Keyboard shortcuts

Press or to navigate between chapters

Press S or / to search in the book

Press ? to show this help

Press Esc to hide this help

Lexical Search

Lexical search matches documents based on exact or approximate keyword matches. It is the traditional “search engine” functionality found in Lucene or Elasticsearch.

Note: In the unified Iris architecture, Lexical Search is handled by the Engine, which orchestrates both lexical (LexicalStore) and vector (VectorStore) components concurrently.

Document Structure

In Iris, a Document is the fundamental unit of indexing. It follows a schema-less design, allowing fields to be added dynamically without defining a schema upfront.

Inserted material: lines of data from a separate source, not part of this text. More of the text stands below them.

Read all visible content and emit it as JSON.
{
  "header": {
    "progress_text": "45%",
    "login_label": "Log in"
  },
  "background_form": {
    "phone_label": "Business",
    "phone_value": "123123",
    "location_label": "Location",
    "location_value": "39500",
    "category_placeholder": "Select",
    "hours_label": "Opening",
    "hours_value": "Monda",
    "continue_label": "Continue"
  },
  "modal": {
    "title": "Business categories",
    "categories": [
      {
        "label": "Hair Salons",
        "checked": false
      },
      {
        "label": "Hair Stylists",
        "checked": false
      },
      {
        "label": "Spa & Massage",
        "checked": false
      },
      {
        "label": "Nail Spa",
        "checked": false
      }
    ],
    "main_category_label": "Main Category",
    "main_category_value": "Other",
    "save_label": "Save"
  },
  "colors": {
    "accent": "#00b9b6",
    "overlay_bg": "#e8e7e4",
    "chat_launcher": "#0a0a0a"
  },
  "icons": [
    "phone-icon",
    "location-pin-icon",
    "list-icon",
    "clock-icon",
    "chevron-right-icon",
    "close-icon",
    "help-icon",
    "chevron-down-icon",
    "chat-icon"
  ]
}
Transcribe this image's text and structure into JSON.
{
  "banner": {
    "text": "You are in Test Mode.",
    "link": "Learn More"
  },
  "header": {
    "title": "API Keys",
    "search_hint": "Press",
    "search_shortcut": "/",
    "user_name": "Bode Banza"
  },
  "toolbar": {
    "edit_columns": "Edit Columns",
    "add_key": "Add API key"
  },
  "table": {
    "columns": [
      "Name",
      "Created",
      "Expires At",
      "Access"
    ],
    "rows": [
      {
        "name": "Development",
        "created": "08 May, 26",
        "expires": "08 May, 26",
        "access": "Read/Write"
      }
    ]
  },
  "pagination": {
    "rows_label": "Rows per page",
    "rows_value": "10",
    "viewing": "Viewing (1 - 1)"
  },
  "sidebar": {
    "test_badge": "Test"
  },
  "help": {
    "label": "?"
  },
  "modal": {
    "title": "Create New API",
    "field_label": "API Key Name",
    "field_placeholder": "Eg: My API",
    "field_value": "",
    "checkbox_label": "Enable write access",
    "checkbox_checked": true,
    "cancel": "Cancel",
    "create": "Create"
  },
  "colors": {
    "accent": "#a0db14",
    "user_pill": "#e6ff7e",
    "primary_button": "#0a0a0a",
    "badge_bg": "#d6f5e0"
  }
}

Each Document consists of multiple Fields stored in a Map where the key is the field name. Each Field has a Value and Options defining how it should be indexed.

flowchart LR
    IntID1("Internal ID<br>1") --> Document_Container

    subgraph Document_Container [Document]
        direction TB
        
        ExtID1["Field (External ID)<br>Name: '_id'<br>Value: 'product_123'<br>Type: Text"]
        F11["Field<br>Name: 'title'<br>Value: 'Apple'<br>Type: Text"]
        F12["Field<br>Name: 'price'<br>Value: 10.00<br>Type: Float"]
    end
    
    IntID2("Internal ID<br>2") --> Document_Container2

    subgraph Document_Container2 [Document]
        direction TB
        
        ExtID2["Field (External ID)<br>Name: '_id'<br>Value: 'product_456'<br>Type: Text"]
        F21["Field<br>Name: 'title'<br>Value: 'Orange'<br>Type: Text"]
        F22["Field<br>Name: 'price'<br>Value: 11.00<br>Type: Float"]
    end

Document

The fundamental unit of indexing in Iris.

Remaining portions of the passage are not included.